What happens when a father discovers that his teen son has disappeared from his basement bedroom during a flash flood? What happens when a typical father of two about to spend a lazy hour or two without any family obligations finds a cigarette near the dishwasher in his non-smoking family's kitchen? What happens when a young man in a menial job gets a chance to live out his wildest dreams with a stunning older woman?

These are the kinds of questions Keith Lee Morris deals with in the 13 short stories collected in Call It What You Want. The stories, some in different form, first appeared in a variety of "little" literary magazines: Tin House (the publisher of the collected volume), New England Review, StoryQuarterly, and others.
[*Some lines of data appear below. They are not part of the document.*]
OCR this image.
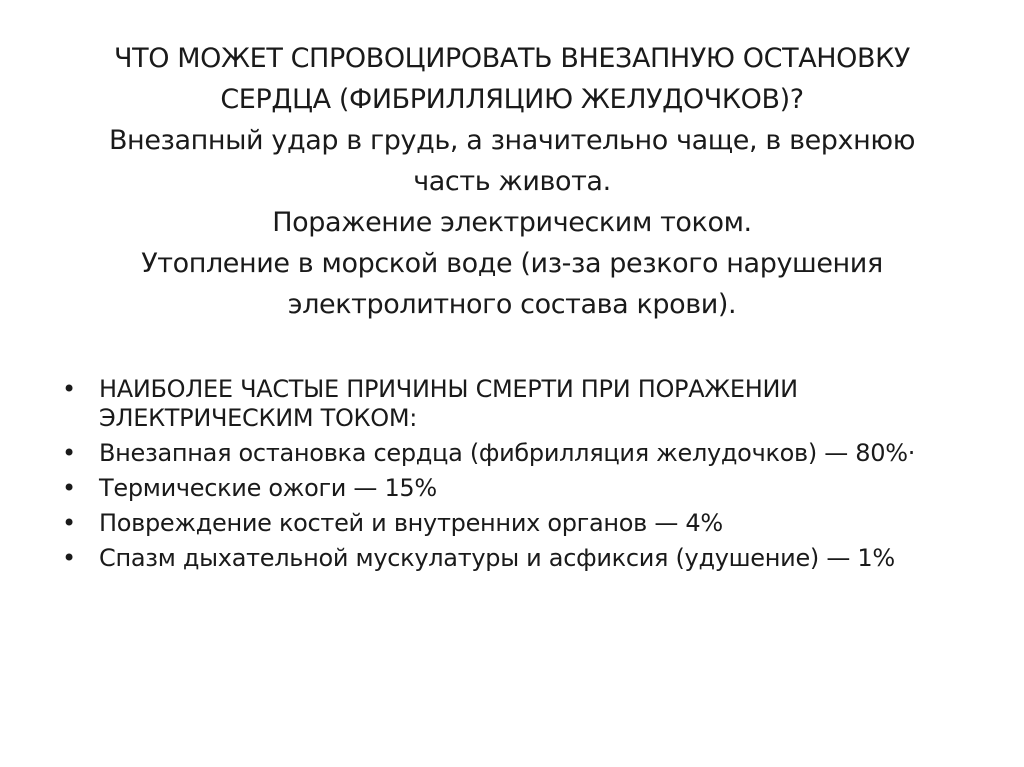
ЧТО МОЖЕТ СПРОВОЦИРОВАТЬ ВНЕЗАПНУЮ ОСТАНОВКУ
СЕРДЦА (ФИБРИЛЛЯЦИЮ ЖЕЛУДОЧКОВ)?
Внезапный удар в грудь, а значительно чаще, в верхнюю
часть живота.
Поражение электрическим током.
Утопление в морской воде (из-за резкого нарушения
электролитного состава крови).
• НАИБОЛЕЕ ЧАСТЫЕ ПРИЧИНЫ СМЕРТИ ПРИ ПОРАЖЕНИИ ЭЛЕКТРИЧЕСКИМ ТОКОМ:
• Внезапная остановка сердца (фибрилляция желудочков) — 80%·
• Термические ожоги — 15%
• Повреждение костей и внутренних органов — 4%
• Спазм дыхательной мускулатуры и асфиксия (удушение) — 1%
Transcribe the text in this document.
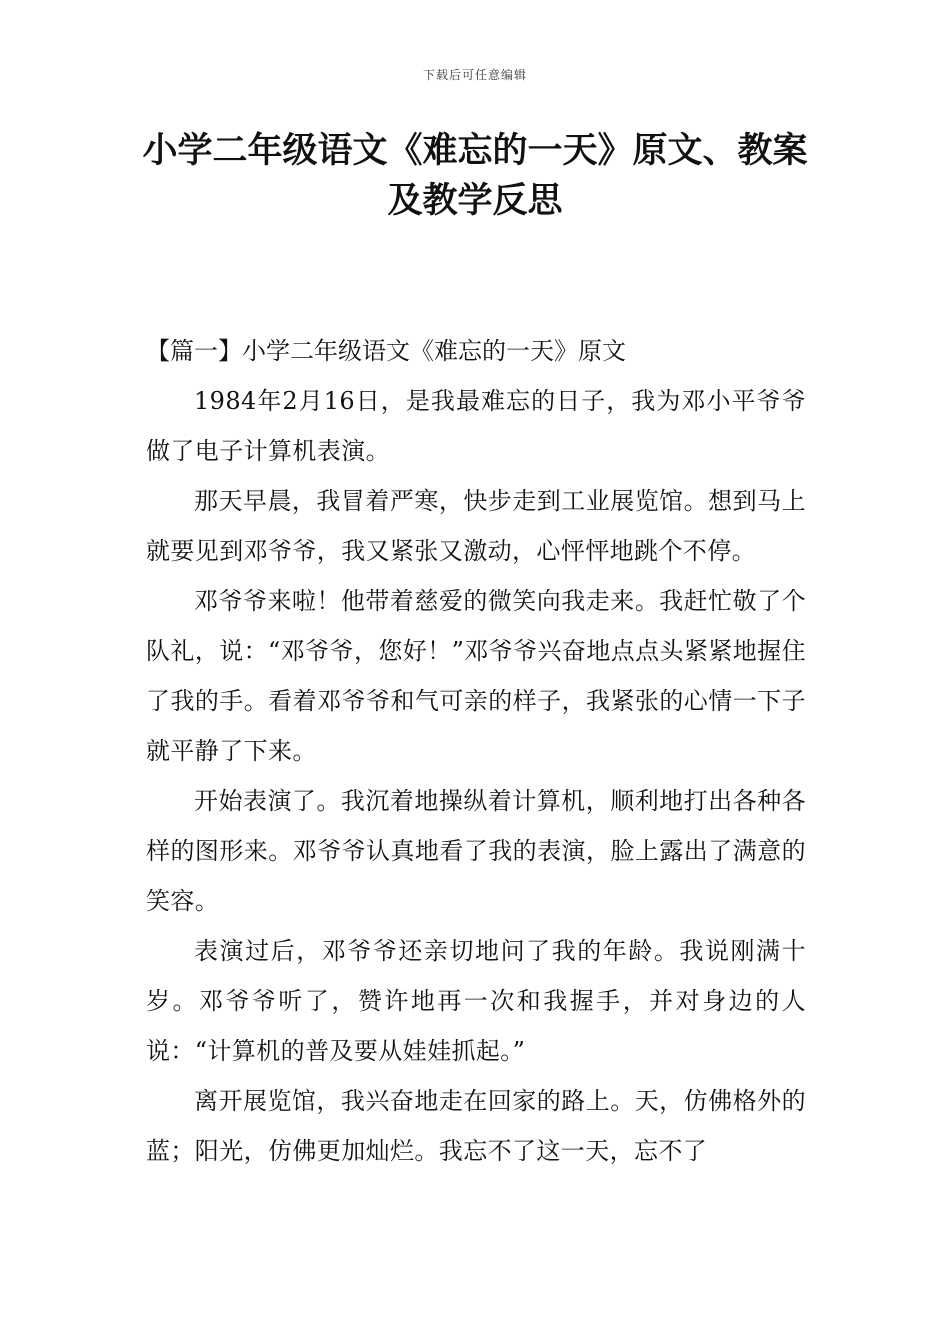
下载后可任意编辑
小学二年级语文《难忘的一天》原文、教案及教学反思

【篇一】小学二年级语文《难忘的一天》原文

1984年2月16日，是我最难忘的日子，我为邓小平爷爷做了电子计算机表演。

那天早晨，我冒着严寒，快步走到工业展览馆。想到马上就要见到邓爷爷，我又紧张又激动，心怦怦地跳个不停。

邓爷爷来啦！他带着慈爱的微笑向我走来。我赶忙敬了个队礼，说：“邓爷爷，您好！”邓爷爷兴奋地点点头紧紧地握住了我的手。看着邓爷爷和气可亲的样子，我紧张的心情一下子就平静了下来。

开始表演了。我沉着地操纵着计算机，顺利地打出各种各样的图形来。邓爷爷认真地看了我的表演，脸上露出了满意的笑容。

表演过后，邓爷爷还亲切地问了我的年龄。我说刚满十岁。邓爷爷听了，赞许地再一次和我握手，并对身边的人说：“计算机的普及要从娃娃抓起。”

离开展览馆，我兴奋地走在回家的路上。天，仿佛格外的蓝；阳光，仿佛更加灿烂。我忘不了这一天，忘不了
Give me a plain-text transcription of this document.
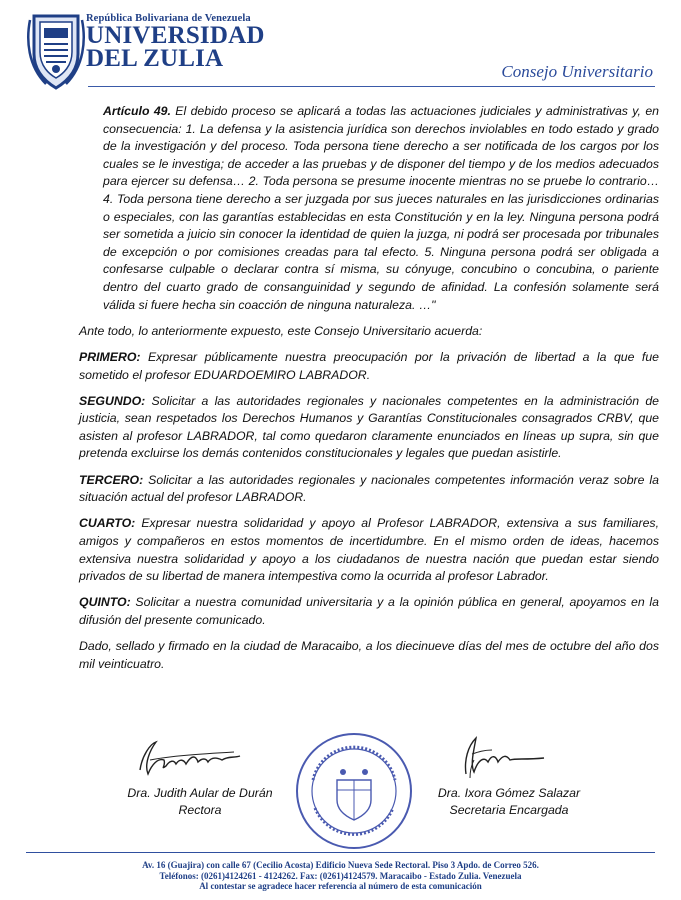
República Bolivariana de Venezuela
UNIVERSIDAD
DEL ZULIA	Consejo Universitario

Artículo 49. El debido proceso se aplicará a todas las actuaciones judiciales y administrativas y, en consecuencia: 1. La defensa y la asistencia jurídica son derechos inviolables en todo estado y grado de la investigación y del proceso. Toda persona tiene derecho a ser notificada de los cargos por los cuales se le investiga; de acceder a las pruebas y de disponer del tiempo y de los medios adecuados para ejercer su defensa… 2. Toda persona se presume inocente mientras no se pruebe lo contrario… 4. Toda persona tiene derecho a ser juzgada por sus jueces naturales en las jurisdicciones ordinarias o especiales, con las garantías establecidas en esta Constitución y en la ley. Ninguna persona podrá ser sometida a juicio sin conocer la identidad de quien la juzga, ni podrá ser procesada por tribunales de excepción o por comisiones creadas para tal efecto. 5. Ninguna persona podrá ser obligada a confesarse culpable o declarar contra sí misma, su cónyuge, concubino o concubina, o pariente dentro del cuarto grado de consanguinidad y segundo de afinidad. La confesión solamente será válida si fuere hecha sin coacción de ninguna naturaleza. …"

Ante todo, lo anteriormente expuesto, este Consejo Universitario acuerda:

PRIMERO: Expresar públicamente nuestra preocupación por la privación de libertad a la que fue sometido el profesor EDUARDOEMIRO LABRADOR.

SEGUNDO: Solicitar a las autoridades regionales y nacionales competentes en la administración de justicia, sean respetados los Derechos Humanos y Garantías Constitucionales consagrados CRBV, que asisten al profesor LABRADOR, tal como quedaron claramente enunciados en líneas up supra, sin que pretenda excluirse los demás contenidos constitucionales y legales que puedan asistirle.

TERCERO: Solicitar a las autoridades regionales y nacionales competentes información veraz sobre la situación actual del profesor LABRADOR.

CUARTO: Expresar nuestra solidaridad y apoyo al Profesor LABRADOR, extensiva a sus familiares, amigos y compañeros en estos momentos de incertidumbre. En el mismo orden de ideas, hacemos extensiva nuestra solidaridad y apoyo a los ciudadanos de nuestra nación que puedan estar siendo privados de su libertad de manera intempestiva como la ocurrida al profesor Labrador.

QUINTO: Solicitar a nuestra comunidad universitaria y a la opinión pública en general, apoyamos en la difusión del presente comunicado.

Dado, sellado y firmado en la ciudad de Maracaibo, a los diecinueve días del mes de octubre del año dos mil veinticuatro.

Dra. Judith Aular de Durán
Rectora
Dra. Ixora Gómez Salazar
Secretaria Encargada
Av. 16 (Guajira) con calle 67 (Cecilio Acosta) Edificio Nueva Sede Rectoral. Piso 3 Apdo. de Correo 526.
Teléfonos: (0261)4124261 - 4124262. Fax: (0261)4124579. Maracaibo - Estado Zulia. Venezuela
Al contestar se agradece hacer referencia al número de esta comunicación
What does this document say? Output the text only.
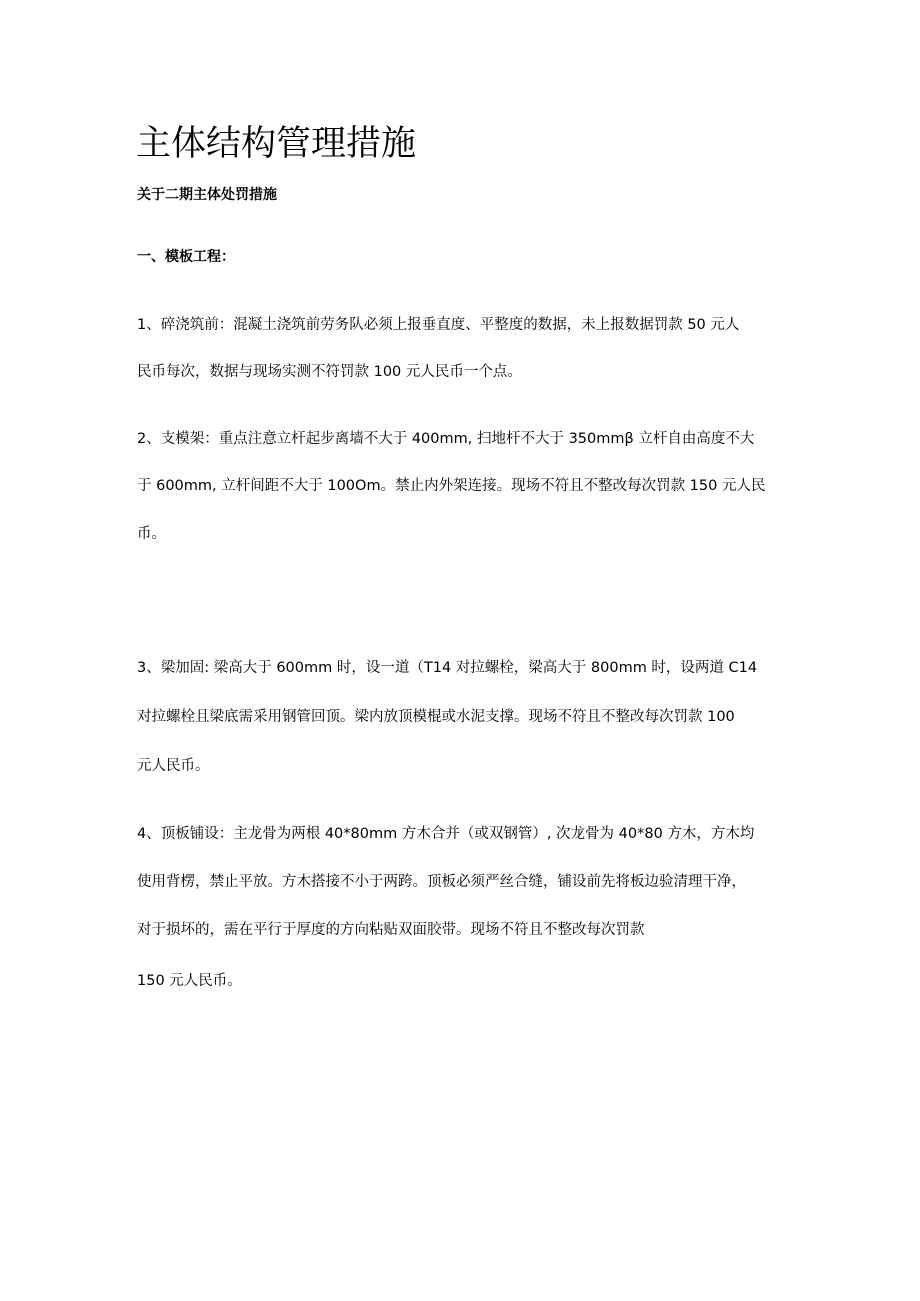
主体结构管理措施

关于二期主体处罚措施

一、模板工程：

1、碎浇筑前：混凝土浇筑前劳务队必须上报垂直度、平整度的数据，未上报数据罚款 50 元人
民币每次，数据与现场实测不符罚款 100 元人民币一个点。
2、支模架：重点注意立杆起步离墙不大于 400mm, 扫地杆不大于 350mmβ 立杆自由高度不大
于 600mm, 立杆间距不大于 100Om。禁止内外架连接。现场不符且不整改每次罚款 150 元人民
币。
3、梁加固: 梁高大于 600mm 时，设一道（T14 对拉螺栓，梁高大于 800mm 时，设两道 C14
对拉螺栓且梁底需采用钢管回顶。梁内放顶模棍或水泥支撑。现场不符且不整改每次罚款 100
元人民币。
4、顶板铺设：主龙骨为两根 40*80mm 方木合并（或双钢管）, 次龙骨为 40*80 方木，方木均
使用背楞，禁止平放。方木搭接不小于两跨。顶板必须严丝合缝，铺设前先将板边验清理干净，
对于损坏的，需在平行于厚度的方向粘贴双面胶带。现场不符且不整改每次罚款
150 元人民币。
They are stories that attempt to deal imaginatively with the human condition in the best tradition of writers like John Cheever, Flannery O'Conner and the like. They are character-driven explorations of seemingly ordinary people faced with extraordinary circumstances. They are literary stories for a literate reader.

Sometimes they seem caught up in a Kafkaesque world that swamps its protagonists in nightmare scenarios beyond their comprehension. In "Tired Heart," a man embarking on a cross country move agrees to pick up some packages for a man he doesn't know for a large sum of money. He is given a set of instructions and rules to follow, which seem simple when he gets them, but almost as soon as he starts on his trip, he finds not only make no sense, but become impossible to follow. It is a predicament every bit as strange as that into which Josef K. awakens in The Trial.

In "Blackout," a man loses all memory of an evening spent with an old girlfriend at a high school reunion. In "Desert Island Romance," a man and woman marooned on an island recreate their old lives in their imaginations.

Often the stories deal with people tormented by guilt. "Testimony," the first story in the book, is narrated by a young meth addict who has turned states' evidence in the trial of one of his friends for the murder of another friend, one who had looked up to the narrator as a kind of older brother. At first the reader has to question the reliability of a narrator content to live in a fog of drugs playing games and watching tennis on the tube, but gradually it becomes clear that the young man is suppressing his own feelings of guilt.